The whole structure appears to have been produced by systematic sediment processing by an infaunal deposit feeder. During feeding, the trace maker produced a U-shaped burrow that it extended to create the long narrow limbs. Partial retraction followed by continued sediment processing would then have produced the distal branching to create the branch clusters. More complete retraction of more than 50% of the length of the U-burrow initiated a new burrow cluster adjacent to the previous one, and sometimes overlapped it.

Such radiating patterns of U-burrows were first described from Zoophycos trace fossils from the Quaternary of New Zealand (Ekdale and Lewis 1991). The present material most closely resembles Echinospira Girotti 1970, described from the Miocene of Italy, which shows self crossing in the type and subsequent material (Ekdale and Lewis 1991; Uchman 1995; Uchman and Demírcan 1999). In contrast, primary successive branching is clearly present in our material (Fig. 3b). Some comparisons may also be made with Zoophycos rhodensis Bromley and Hanken 2003, described from the Pliocene of Greece, though our material lacks the minor lamellae of that material and does not appear pelleted. Although our material is similar to these Cenozoic forms, it is considerably older and does not clearly fit within any of the existing ichnotaxa.
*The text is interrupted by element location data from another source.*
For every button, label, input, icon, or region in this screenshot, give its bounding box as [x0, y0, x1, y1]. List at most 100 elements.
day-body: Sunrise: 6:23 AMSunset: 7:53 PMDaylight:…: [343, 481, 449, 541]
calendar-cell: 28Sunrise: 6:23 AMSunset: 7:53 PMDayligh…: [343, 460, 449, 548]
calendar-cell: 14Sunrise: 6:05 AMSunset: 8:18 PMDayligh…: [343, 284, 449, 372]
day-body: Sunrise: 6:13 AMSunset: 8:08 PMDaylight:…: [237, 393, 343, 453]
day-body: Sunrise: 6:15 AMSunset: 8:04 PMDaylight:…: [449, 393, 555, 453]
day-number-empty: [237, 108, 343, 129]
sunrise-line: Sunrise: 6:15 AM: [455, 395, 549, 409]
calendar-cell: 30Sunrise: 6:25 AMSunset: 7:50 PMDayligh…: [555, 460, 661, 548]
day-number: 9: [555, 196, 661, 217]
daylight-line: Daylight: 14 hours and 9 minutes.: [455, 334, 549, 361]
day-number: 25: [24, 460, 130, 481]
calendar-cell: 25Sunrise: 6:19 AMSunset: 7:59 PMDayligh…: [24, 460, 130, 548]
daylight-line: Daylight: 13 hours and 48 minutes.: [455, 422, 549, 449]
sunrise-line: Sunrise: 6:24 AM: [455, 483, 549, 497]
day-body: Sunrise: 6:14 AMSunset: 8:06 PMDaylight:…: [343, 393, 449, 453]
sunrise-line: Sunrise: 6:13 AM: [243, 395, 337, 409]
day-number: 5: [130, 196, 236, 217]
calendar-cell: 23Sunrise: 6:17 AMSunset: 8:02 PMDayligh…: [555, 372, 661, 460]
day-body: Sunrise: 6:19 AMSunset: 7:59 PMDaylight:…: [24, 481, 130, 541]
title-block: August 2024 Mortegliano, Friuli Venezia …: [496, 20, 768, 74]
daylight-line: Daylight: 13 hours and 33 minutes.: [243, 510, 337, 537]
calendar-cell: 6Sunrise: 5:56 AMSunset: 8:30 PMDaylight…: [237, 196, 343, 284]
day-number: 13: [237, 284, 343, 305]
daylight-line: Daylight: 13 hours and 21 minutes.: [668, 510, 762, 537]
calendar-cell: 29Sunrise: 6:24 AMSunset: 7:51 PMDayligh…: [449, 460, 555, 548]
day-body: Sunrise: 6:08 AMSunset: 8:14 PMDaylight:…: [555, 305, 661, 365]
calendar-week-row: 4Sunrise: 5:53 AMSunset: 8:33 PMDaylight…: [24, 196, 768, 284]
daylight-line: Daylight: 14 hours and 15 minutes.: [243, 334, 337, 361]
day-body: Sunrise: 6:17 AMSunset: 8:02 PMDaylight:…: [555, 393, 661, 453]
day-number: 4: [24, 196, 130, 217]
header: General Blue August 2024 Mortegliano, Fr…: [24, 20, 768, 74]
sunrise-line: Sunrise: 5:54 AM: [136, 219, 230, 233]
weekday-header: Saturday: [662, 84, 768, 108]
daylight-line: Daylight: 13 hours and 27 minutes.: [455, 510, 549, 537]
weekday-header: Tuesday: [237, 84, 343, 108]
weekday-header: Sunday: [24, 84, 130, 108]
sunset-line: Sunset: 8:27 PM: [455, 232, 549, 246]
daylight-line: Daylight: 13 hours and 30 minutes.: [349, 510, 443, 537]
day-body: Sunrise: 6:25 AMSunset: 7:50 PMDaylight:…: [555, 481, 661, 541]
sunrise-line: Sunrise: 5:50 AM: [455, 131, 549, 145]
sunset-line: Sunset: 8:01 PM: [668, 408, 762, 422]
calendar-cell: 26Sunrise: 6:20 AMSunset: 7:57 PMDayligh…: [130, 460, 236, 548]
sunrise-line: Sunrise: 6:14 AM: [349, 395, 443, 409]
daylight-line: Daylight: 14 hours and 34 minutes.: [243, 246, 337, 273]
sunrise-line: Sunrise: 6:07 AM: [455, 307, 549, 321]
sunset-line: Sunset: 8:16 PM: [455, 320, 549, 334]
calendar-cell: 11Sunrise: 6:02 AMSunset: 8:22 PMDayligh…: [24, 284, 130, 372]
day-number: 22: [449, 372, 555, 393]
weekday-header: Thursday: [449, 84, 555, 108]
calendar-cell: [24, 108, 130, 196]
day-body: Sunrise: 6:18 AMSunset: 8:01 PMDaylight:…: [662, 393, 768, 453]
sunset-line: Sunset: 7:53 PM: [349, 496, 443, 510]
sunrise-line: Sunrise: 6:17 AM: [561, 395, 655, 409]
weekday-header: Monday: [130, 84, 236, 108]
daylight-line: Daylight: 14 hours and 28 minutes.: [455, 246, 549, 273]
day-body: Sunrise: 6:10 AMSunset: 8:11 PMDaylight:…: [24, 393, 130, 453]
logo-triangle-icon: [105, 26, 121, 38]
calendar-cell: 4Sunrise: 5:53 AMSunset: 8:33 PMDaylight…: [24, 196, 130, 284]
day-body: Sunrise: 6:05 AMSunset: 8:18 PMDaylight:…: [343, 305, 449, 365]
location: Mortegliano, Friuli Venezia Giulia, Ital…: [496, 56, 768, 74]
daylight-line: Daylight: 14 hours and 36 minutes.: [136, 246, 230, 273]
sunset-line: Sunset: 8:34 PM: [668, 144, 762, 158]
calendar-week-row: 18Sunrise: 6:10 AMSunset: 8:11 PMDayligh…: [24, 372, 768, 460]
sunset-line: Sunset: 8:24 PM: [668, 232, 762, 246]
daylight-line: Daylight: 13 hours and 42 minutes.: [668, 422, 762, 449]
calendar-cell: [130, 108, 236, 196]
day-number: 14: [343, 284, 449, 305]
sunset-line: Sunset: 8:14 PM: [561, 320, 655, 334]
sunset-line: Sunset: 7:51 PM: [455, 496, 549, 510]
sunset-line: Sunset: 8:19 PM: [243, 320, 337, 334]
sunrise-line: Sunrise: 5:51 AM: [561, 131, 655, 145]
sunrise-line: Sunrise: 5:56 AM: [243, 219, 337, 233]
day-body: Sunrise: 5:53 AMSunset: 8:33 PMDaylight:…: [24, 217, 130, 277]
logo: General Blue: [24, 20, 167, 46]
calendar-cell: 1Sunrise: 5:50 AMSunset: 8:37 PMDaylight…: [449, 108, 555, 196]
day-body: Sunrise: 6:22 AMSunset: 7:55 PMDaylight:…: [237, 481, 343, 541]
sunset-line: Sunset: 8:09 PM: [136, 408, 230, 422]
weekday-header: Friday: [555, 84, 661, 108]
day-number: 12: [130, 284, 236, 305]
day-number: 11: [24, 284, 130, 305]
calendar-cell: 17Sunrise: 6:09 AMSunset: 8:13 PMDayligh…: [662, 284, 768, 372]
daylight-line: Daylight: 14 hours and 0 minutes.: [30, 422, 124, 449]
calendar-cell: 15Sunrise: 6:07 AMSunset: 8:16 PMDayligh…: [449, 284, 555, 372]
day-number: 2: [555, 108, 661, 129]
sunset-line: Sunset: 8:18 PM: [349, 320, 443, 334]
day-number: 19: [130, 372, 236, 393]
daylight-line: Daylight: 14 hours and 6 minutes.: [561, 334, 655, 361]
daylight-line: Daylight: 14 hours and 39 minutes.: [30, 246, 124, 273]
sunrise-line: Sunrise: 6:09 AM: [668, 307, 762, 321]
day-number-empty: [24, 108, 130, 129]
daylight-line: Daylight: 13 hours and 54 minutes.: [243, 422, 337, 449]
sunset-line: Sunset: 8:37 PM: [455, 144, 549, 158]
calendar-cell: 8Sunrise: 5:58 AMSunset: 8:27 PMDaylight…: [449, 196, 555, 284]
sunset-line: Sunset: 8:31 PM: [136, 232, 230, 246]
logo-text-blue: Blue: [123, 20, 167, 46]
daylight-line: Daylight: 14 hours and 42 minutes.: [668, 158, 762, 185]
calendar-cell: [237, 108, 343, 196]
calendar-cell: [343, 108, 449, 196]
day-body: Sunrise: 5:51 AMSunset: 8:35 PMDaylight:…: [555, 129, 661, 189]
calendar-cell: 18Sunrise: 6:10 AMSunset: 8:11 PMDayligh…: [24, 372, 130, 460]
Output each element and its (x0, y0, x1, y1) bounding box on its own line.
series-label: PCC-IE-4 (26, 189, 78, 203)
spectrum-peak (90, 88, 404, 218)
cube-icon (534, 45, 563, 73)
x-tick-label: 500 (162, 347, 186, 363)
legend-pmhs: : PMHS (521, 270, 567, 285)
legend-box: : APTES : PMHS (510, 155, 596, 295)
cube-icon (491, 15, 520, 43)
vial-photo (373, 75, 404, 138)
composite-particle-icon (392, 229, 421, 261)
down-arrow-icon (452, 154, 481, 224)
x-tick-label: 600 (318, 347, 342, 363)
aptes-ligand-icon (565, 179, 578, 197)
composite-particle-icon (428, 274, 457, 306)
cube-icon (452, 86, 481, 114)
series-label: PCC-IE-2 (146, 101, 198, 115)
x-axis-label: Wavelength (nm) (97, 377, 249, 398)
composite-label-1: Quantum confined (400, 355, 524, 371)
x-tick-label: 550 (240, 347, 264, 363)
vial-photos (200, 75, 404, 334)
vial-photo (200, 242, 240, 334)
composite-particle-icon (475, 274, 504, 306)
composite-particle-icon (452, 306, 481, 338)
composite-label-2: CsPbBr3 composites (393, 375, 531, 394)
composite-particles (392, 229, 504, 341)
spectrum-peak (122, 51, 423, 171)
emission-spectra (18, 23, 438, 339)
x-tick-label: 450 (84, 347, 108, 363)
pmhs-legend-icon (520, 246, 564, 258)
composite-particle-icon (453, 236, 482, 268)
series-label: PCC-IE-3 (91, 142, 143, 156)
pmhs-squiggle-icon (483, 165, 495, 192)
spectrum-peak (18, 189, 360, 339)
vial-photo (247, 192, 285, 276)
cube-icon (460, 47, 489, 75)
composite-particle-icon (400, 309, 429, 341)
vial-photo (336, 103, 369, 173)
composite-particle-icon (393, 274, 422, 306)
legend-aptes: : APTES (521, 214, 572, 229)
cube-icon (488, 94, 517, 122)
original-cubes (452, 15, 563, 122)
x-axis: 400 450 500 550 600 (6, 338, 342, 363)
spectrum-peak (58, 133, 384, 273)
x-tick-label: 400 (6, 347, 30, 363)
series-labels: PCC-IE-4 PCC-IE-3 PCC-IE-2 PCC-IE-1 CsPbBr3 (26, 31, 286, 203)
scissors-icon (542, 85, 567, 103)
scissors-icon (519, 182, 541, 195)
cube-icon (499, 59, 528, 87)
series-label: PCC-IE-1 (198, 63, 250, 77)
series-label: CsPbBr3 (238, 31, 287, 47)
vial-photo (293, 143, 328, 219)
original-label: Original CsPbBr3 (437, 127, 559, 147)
While the detailed taxonomic affinity of the present specimen is ambiguous, it can be confidently assigned to the Zoophycos trace fossils (equivalent to the Alectoruridae), which have a paleoenvironmental range that is exclusively marine (Uchman 1995). Zoophycos trace fossils are commonly found in association with marine flooding surfaces in the Pennsylvanian of the United Kingdom (?Echinospira isp., McIlroy unpublished data) and rarely in the Mesozoic (MacEachern and Burton, 2000). The present fossil provides further evidence for the periodic extension of a seaway from the Russian Platform westwards into the Maritimes Basin during Pennsylvanian times (Falcon-Lang 2005). Additional in situ specimens are needed to constrain the precise sedimentological and sequence stratigraphic context of the Sydney Mines ?Echinospira.